I was so set on applying to PhD programs, convinced that that was my next step, that I started telling everyone who asked that I wanted to be a college professor, which I really did (do?), but now that I didn't get into any programs two years in a row, and you need a PhD to do that (you can be an adjunct with a Master's, but they don't make enough to live on as a full-time income), I really don't know what I want to do or be now.
I know I'm going to start job hunting now, but what am I even supposed to look for? How do you apply for jobs when you have no idea what you want to do? I suppose I'm just going to apply for anything and everything, mostly because I'm desperate to get the hell out of this house and this town as quickly as possible, but it's really rather depressing because it feels like everyone around me either already knows what they're doing or has a specific goal in mind, and I'm in this weird fog in which I don't have the slightest clue what direction I'm headed.
You know what really doesn't help, though? The only people that are physically right here with me, the only people I spend time with, my family, don't seem to believe in me or that I can do it.
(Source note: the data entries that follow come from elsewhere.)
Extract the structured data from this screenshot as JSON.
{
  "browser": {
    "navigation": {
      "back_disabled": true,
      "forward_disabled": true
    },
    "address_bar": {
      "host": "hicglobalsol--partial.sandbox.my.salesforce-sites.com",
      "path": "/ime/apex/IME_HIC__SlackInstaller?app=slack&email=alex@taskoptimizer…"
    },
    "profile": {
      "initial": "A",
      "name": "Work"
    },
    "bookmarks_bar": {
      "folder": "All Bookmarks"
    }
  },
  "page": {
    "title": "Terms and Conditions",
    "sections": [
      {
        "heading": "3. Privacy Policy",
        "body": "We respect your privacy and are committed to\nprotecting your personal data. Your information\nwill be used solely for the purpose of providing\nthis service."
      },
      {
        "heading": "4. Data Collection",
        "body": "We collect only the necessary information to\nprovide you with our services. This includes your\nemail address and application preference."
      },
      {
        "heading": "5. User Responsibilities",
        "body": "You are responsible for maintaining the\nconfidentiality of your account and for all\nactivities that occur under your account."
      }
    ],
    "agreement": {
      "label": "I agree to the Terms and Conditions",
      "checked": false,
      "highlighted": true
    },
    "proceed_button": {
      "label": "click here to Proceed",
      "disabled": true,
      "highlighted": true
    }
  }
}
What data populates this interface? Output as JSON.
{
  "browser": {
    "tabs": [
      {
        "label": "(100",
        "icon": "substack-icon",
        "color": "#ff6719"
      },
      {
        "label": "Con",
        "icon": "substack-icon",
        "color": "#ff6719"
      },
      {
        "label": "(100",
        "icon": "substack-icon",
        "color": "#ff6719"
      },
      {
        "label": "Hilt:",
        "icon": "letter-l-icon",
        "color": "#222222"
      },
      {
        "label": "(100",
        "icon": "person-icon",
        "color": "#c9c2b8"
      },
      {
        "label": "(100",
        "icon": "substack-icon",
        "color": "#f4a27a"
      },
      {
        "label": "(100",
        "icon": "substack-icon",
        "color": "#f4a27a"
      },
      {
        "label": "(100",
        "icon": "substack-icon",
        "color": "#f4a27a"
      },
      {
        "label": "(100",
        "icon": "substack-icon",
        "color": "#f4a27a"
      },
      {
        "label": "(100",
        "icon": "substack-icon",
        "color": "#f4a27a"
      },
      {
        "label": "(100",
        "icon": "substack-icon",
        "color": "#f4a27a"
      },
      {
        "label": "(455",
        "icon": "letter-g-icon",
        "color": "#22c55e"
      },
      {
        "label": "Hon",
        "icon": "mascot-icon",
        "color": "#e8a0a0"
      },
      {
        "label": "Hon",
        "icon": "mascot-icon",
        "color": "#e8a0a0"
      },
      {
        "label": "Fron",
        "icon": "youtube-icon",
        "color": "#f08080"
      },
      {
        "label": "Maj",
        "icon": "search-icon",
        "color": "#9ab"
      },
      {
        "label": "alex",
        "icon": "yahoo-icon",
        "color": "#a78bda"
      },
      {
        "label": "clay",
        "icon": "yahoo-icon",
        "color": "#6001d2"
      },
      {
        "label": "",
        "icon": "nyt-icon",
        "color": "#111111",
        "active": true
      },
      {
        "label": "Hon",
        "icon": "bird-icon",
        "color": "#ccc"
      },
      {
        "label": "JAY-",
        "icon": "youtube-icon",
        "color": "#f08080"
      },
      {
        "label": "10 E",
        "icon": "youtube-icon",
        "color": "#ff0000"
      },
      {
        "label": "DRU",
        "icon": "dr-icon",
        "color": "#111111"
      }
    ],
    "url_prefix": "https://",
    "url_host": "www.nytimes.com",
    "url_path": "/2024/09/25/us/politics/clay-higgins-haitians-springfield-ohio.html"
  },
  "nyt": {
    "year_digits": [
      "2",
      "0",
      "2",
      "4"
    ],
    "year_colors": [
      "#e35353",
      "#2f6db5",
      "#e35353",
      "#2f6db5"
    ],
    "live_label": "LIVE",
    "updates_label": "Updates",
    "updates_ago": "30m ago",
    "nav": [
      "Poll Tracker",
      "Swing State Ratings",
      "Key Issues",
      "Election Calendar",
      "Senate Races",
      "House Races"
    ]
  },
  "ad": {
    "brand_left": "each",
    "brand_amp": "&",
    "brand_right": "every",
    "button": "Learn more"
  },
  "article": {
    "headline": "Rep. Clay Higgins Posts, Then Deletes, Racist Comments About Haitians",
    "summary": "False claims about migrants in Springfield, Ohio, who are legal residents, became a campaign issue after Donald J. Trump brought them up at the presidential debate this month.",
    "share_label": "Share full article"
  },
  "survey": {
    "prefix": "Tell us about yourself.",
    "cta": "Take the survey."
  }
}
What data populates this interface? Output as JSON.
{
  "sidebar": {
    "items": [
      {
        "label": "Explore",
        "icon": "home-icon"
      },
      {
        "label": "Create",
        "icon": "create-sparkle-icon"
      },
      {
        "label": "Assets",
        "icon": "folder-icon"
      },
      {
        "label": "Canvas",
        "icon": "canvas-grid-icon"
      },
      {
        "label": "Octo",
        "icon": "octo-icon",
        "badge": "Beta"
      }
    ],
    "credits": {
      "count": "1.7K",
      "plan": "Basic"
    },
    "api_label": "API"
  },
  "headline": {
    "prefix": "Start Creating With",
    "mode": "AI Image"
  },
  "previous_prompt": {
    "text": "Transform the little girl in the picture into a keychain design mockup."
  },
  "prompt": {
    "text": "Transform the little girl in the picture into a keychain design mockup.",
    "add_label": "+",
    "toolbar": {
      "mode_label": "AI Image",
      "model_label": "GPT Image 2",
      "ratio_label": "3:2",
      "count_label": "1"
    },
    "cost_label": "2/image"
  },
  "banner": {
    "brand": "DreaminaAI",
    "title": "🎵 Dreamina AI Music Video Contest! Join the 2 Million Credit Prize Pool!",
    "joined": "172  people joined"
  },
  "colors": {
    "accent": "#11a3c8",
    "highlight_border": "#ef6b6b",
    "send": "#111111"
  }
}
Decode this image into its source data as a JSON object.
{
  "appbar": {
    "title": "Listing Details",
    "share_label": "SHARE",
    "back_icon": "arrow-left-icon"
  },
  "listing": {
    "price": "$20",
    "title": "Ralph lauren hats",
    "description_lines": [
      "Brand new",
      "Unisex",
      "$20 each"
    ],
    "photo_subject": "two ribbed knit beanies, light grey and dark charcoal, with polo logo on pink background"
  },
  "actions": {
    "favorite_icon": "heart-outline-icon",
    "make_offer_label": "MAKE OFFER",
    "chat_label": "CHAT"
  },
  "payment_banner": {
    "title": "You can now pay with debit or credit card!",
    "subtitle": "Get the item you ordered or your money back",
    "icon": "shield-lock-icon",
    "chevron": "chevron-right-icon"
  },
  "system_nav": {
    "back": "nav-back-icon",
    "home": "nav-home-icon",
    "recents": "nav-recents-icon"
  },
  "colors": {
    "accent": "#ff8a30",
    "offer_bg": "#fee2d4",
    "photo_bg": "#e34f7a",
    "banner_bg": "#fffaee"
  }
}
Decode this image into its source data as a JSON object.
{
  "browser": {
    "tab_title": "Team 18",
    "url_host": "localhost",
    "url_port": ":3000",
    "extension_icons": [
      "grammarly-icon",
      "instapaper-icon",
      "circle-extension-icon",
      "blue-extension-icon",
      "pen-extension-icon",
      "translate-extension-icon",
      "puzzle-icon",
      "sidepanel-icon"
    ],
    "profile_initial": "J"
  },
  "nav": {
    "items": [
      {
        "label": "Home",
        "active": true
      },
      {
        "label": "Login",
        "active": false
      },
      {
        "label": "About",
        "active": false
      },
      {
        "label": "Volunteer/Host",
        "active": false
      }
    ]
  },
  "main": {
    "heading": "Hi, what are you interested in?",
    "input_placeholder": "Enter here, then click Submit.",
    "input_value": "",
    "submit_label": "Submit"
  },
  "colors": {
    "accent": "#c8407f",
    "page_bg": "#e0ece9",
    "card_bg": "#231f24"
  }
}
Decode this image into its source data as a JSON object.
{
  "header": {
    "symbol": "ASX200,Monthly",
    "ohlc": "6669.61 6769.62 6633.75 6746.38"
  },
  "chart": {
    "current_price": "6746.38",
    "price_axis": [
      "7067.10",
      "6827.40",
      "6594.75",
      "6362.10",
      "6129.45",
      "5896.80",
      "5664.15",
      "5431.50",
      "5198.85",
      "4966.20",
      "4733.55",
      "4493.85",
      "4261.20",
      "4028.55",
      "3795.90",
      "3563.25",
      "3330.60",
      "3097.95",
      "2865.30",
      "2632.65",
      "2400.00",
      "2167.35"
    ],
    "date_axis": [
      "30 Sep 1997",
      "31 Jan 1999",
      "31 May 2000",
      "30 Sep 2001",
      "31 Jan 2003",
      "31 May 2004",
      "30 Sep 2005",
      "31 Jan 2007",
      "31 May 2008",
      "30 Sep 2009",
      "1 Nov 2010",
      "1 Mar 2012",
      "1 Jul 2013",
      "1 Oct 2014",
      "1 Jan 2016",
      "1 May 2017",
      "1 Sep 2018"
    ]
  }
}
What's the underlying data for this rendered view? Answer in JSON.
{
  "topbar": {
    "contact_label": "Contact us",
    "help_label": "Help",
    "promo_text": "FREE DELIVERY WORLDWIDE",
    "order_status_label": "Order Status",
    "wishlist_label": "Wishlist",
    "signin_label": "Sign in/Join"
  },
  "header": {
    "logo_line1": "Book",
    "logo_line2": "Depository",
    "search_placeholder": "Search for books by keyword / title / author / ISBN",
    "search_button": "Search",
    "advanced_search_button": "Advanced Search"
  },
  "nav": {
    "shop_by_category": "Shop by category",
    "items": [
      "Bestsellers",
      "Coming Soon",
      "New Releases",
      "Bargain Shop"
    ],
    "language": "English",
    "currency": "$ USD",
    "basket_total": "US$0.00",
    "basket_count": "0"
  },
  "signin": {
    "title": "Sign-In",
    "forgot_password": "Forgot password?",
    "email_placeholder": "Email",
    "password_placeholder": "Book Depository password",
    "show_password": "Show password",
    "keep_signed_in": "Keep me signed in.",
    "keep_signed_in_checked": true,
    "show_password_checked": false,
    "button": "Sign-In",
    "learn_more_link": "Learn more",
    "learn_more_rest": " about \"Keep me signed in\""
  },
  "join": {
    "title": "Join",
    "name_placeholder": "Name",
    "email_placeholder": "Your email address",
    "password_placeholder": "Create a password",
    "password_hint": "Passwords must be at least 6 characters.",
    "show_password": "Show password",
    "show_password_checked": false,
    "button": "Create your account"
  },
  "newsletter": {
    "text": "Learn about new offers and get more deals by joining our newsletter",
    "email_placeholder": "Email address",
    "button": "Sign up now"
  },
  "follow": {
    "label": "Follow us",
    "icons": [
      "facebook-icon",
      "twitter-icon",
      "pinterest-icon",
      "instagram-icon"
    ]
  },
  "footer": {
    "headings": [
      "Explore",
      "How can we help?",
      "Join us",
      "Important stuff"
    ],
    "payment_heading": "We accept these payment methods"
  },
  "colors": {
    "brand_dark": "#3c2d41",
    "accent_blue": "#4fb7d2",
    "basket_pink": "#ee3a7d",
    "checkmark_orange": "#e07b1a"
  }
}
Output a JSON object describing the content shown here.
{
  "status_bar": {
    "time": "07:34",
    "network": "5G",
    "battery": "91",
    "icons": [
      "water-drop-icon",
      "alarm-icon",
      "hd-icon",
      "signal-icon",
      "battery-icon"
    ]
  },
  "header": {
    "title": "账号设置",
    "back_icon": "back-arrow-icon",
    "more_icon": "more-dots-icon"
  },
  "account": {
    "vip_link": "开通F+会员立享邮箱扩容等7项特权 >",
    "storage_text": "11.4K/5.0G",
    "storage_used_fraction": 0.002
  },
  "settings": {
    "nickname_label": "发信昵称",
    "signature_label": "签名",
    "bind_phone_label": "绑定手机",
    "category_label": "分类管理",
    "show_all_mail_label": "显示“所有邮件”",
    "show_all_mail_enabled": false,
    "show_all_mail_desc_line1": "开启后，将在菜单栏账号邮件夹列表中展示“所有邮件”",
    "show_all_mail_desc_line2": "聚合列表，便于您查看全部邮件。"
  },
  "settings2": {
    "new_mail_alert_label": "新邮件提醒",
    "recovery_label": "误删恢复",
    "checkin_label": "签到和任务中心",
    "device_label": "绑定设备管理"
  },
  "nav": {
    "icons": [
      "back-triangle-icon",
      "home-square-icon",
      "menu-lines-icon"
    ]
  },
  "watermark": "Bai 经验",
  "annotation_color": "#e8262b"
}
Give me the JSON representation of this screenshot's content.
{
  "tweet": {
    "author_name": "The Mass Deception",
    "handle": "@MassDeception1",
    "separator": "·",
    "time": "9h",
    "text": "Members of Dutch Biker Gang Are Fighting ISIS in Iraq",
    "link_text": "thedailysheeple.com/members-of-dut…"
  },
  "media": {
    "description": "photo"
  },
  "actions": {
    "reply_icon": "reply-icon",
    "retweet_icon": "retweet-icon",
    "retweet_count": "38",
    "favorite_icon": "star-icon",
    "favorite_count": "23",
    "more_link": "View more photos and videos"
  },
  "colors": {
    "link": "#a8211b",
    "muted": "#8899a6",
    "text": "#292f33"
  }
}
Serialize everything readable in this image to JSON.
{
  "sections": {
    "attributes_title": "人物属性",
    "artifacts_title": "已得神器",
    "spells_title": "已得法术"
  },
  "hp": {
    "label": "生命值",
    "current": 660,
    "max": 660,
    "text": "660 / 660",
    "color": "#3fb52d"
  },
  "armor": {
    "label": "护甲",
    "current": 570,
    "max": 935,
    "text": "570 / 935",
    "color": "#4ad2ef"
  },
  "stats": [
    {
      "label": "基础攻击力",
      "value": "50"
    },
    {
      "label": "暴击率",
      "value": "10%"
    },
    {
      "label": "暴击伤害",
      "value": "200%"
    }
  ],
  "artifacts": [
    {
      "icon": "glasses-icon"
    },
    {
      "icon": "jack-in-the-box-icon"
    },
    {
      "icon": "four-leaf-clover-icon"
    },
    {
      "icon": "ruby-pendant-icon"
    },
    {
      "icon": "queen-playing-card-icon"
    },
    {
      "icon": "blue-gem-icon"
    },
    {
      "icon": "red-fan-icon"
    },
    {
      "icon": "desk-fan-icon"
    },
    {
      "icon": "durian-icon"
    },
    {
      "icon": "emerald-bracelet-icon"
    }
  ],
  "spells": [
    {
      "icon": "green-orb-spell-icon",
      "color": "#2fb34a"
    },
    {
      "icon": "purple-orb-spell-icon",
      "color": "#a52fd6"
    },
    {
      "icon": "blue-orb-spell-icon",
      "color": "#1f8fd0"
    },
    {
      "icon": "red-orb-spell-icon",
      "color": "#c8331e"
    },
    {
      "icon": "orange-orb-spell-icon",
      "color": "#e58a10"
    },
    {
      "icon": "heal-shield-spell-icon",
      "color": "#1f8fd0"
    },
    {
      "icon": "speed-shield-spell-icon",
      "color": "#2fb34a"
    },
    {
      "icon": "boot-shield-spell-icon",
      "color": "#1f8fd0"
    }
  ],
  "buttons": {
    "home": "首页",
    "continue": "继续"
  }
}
My mom accused me of sabotaging myself from getting into Montreal because I "either can't or don't want to handle the anxiety of growing up," which is absolutely insane because all I want to do is be on my own. She wonders why I don't talk to her anymore about anything personal; it's because she says crap like that. My grandma has given me three separate lectures on finding a job close to home because she doesn't think I'll make it if I move far away on my own. And while I do enjoy proving people wrong, it's really exhausting. I know that I'm lucky to have friends all over the place who believe in me; I just wish I had someone right here who did.
Is the thought of growing up and moving out on my own? Yeah, of course it is. But my life has been filled with scary things that I've not shied away from and done anyway. I don't know why they're expecting this to be different.
But you know what? I was texting Jay last night (thank you, WhatsApp), and he reminded me that while ideally, everyone would have a supportive family, sometimes it just doesn't work out like that, and I can't let their disbelief affect my self-esteem. My worth isn't dependent on what they, or anyone, say I'm capable of. I just have to focus on who I am, the gifts that I know I have, and what I know I want and am capable of.
God's going to lead me in the right direction. I just have to have faith. Everything and everybody else is just background noise.